Continuous Complication: Sebastian Schipper’s Victoria (2015) – Blu-ray review
The long take? Audacious. The short take? It’s a shame this takes so long to say so little.
(Sebastian Schipper, 2015)
The long take has been around as long as cinema itself; most early shorts consisted of a single, static shot, and it took a while for directors to realise the power and potential of montage. Even so, the long take survived, often deemed as the medium’s best hope for realism against the deliberate reconstruction of reality that comes with editing.
Then again, it’s also the director’s best chance at showboating. From Alfred Hitchcock’s artfully concealed ‘fake take’ Rope to Orson Welles’ bravura opening shot in Touch Of Evil, the long take has been synonymous with the desire to create a wow factor. In recent decades, technological strides have enabled entire films to be done seamlessly, whether because of digital camera (Russian Ark) or digital FX (Birdman). Even so, Victoria is something else.

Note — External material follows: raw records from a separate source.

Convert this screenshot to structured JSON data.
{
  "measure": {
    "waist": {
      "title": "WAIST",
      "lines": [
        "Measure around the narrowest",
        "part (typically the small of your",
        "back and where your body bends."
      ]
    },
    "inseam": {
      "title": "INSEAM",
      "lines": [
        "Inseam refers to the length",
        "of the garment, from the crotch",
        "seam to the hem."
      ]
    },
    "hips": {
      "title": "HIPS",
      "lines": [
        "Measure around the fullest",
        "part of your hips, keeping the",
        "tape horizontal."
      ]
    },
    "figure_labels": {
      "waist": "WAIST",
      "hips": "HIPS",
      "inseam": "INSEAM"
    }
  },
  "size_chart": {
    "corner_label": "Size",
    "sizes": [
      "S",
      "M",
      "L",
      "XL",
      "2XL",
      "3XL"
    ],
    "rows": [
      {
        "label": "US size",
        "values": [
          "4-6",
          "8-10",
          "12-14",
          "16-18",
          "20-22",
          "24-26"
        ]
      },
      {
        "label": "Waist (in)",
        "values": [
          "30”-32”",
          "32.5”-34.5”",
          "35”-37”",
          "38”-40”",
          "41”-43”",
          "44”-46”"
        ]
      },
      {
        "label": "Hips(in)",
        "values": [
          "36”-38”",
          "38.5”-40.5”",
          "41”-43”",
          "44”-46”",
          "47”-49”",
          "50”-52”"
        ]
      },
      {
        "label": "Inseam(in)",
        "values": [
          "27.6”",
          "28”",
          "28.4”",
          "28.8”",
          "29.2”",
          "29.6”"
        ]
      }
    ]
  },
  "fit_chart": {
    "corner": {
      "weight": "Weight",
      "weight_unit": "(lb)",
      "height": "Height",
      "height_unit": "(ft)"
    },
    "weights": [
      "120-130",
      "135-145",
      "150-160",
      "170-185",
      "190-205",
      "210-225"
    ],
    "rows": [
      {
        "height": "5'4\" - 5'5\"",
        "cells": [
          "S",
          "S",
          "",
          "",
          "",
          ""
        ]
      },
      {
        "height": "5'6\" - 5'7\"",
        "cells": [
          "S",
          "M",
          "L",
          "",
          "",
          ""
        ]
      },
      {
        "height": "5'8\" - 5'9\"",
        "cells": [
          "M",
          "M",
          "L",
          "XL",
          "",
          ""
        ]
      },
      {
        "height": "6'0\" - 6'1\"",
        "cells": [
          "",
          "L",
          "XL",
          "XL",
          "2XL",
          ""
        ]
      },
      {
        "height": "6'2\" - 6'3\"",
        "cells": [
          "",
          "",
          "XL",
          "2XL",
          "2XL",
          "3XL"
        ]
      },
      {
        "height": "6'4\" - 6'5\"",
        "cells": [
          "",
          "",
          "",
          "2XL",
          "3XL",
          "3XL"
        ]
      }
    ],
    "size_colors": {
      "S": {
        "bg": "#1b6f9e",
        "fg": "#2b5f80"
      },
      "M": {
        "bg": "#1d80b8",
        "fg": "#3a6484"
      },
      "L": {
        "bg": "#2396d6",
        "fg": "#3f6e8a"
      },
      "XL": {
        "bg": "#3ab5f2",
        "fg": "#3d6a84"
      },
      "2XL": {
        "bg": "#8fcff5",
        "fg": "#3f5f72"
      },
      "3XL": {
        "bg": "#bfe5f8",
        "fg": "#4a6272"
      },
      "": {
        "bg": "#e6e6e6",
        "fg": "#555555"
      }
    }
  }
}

Here’s a film of brazen chutzpah, which dares to throw caution to the wind. It’s a semi-improvised, streetwise drama that unfurls, in real time, into a manic thriller, its tongue-tied meet-cute giving away to heists and shootouts. And it’s a genuine single take, which sets out to be a logistical nightmare – vehicles, lifts, multiple locations and predominantly a night shoot. So much could go wrong here it’s a minor miracle the film exists at all.
And there’s a point, of sorts, in that the immersion gives a veneer of plausibility to the kind of ‘wild night out’ narrative that often sinks into an illogical scramble to the climax. The technical restrictions keep the story from getting too outlandish and mean that the compositions have to be simple, leading to the inevitable tactic of keeping Laia Costa’s eponymous heroine in the frame as much as possible. It is likely that she’d be so swept off her feet by the Berlin lads she meets that she’d become their accomplice in crime? Maybe, maybe not – but the exhilaration that comes from flying alongside her makes the decision an intuitive one.
Truth be told, though, there’s a reason why editing became the norm in movies. At times, the desire to create something freeform here tips over into being merely shapeless; the first hour has a few too many banal conversations that – given the broad-strokes characterisation – are marking time so the shift into a pacier register doesn’t feel too abrupt.
And there are only so many times you can watch as the camera circles around the actors, squeezes into a lift with them or clambers out of another car. Revealingly, the end credits opt to emphasise the star of the show (cameraman Sturla Brandth Grøvlen) rather than director Schipper. That’s a laudable nod to the guy who literally did the heavy lifting, but also a tacit acknowledgement that, after 135 minutes or so of the camera rolling, there’s a limit to how much a filmmaker can do to direct.
Victoria is released on Blu-ray on Monday 23rd May.